[N] 2006 Rift Valley, Kenia A new Late Cretaceous Fauna
Smith, J., Tshakreen, S., Rasmussen, S. & Lamanna, M. (2006) New dinosaur discoveries from the Early Cretaceous of Libya. JVP 26(3) Abstracts pp.126
Although the interval has been rather well sampled, a solid understanding of the nature of the Cretaceous tetrapod faunas of mainland Africa remains elusive. This is particularly true of Libya, which has produced only a few fragmentary Cretaceous tetrapod remains. For example, the previous record of Dinosauria from the country is limited to a few isolated bones and teeth from the ?Early Cretaceous (provenance is unclear for some of the remains) of the Jabal Nafusah area (between Tunisia and Tripoli) and several bones from the Late Cretaceous (probably Cenomanian, ~99-93 Ma) of the Ghadames and Draa Ubari regions.
In August 2005, as an expansion of ongoing research in the Late Cretaceous of Egypt, we conducted what appears to have been the first joint Libyan-American dinosaur expedition. Over three weeks we traveled ~4000 km in northeaster and south-central Libya, penetrating to ~450km north of the Chad border. Along Jabal Nafusah we produced fossil vertebrates from 13 localities in the Aptian-Albian (~125-99 Ma) Chicla Formation and the underlying uppermost Cabao Formation (uppermost strata regarded as upper Neocomian, ~125 Ma).
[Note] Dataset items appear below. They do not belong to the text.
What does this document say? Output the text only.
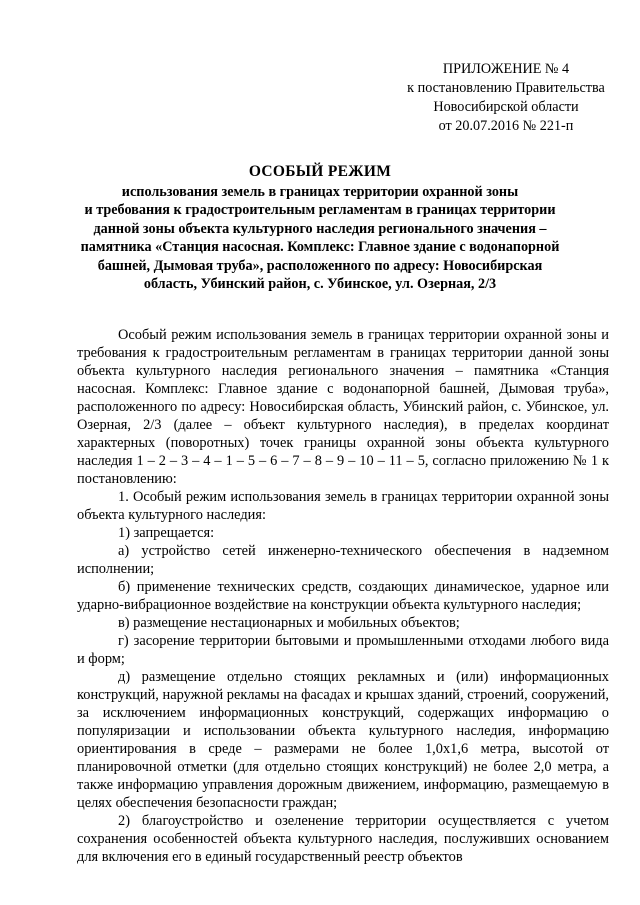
ПРИЛОЖЕНИЕ № 4
к постановлению Правительства
Новосибирской области
от 20.07.2016 № 221-п
ОСОБЫЙ РЕЖИМ
использования земель в границах территории охранной зоны
и требования к градостроительным регламентам в границах территории
данной зоны объекта культурного наследия регионального значения –
памятника «Станция насосная. Комплекс: Главное здание с водонапорной
башней, Дымовая труба», расположенного по адресу: Новосибирская
область, Убинский район, с. Убинское, ул. Озерная, 2/3

Особый режим использования земель в границах территории охранной зоны и требования к градостроительным регламентам в границах территории данной зоны объекта культурного наследия регионального значения – памятника «Станция насосная. Комплекс: Главное здание с водонапорной башней, Дымовая труба», расположенного по адресу: Новосибирская область, Убинский район, с. Убинское, ул. Озерная, 2/3 (далее – объект культурного наследия), в пределах координат характерных (поворотных) точек границы охранной зоны объекта культурного наследия 1 – 2 – 3 – 4 – 1 – 5 – 6 – 7 – 8 – 9 – 10 – 11 – 5, согласно приложению № 1 к постановлению:

1. Особый режим использования земель в границах территории охранной зоны объекта культурного наследия:

1) запрещается:

а) устройство сетей инженерно-технического обеспечения в надземном исполнении;

б) применение технических средств, создающих динамическое, ударное или ударно-вибрационное воздействие на конструкции объекта культурного наследия;

в) размещение нестационарных и мобильных объектов;

г) засорение территории бытовыми и промышленными отходами любого вида и форм;

д) размещение отдельно стоящих рекламных и (или) информационных конструкций, наружной рекламы на фасадах и крышах зданий, строений, сооружений, за исключением информационных конструкций, содержащих информацию о популяризации и использовании объекта культурного наследия, информацию ориентирования в среде – размерами не более 1,0х1,6 метра, высотой от планировочной отметки (для отдельно стоящих конструкций) не более 2,0 метра, а также информацию управления дорожным движением, информацию, размещаемую в целях обеспечения безопасности граждан;

2) благоустройство и озеленение территории осуществляется с учетом сохранения особенностей объекта культурного наследия, послуживших основанием для включения его в единый государственный реестр объектов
The assemblage from these sites consists largely of shark, turtle, lungfish, and crocodyliform (?two species, including bones and teeth of a very large form) remains, and numerous unidentified tetrapod elements. Dinosaurs are currently represented by fragmentary remains of a ?titanosauriform sauropod and the partial skeleton of a theropod.
The theropod, the most complete record of a Libyan dinosaur to date, was found at the top of the Cabao Formation near the town of Nalut, ~40 km east of the Tunisian border. It consists of vertebrae and appendicular elements. This specimen, which appears to be a previously unrecorded taxon as evidenced by several autapomorphies, possesses femoral and tibial characters very similar to Masiakasaurus and is thus perhaps a large-bodied noasaurid. If correctly identified, this find extends the African record of Abelisauroidea into the Neocomian.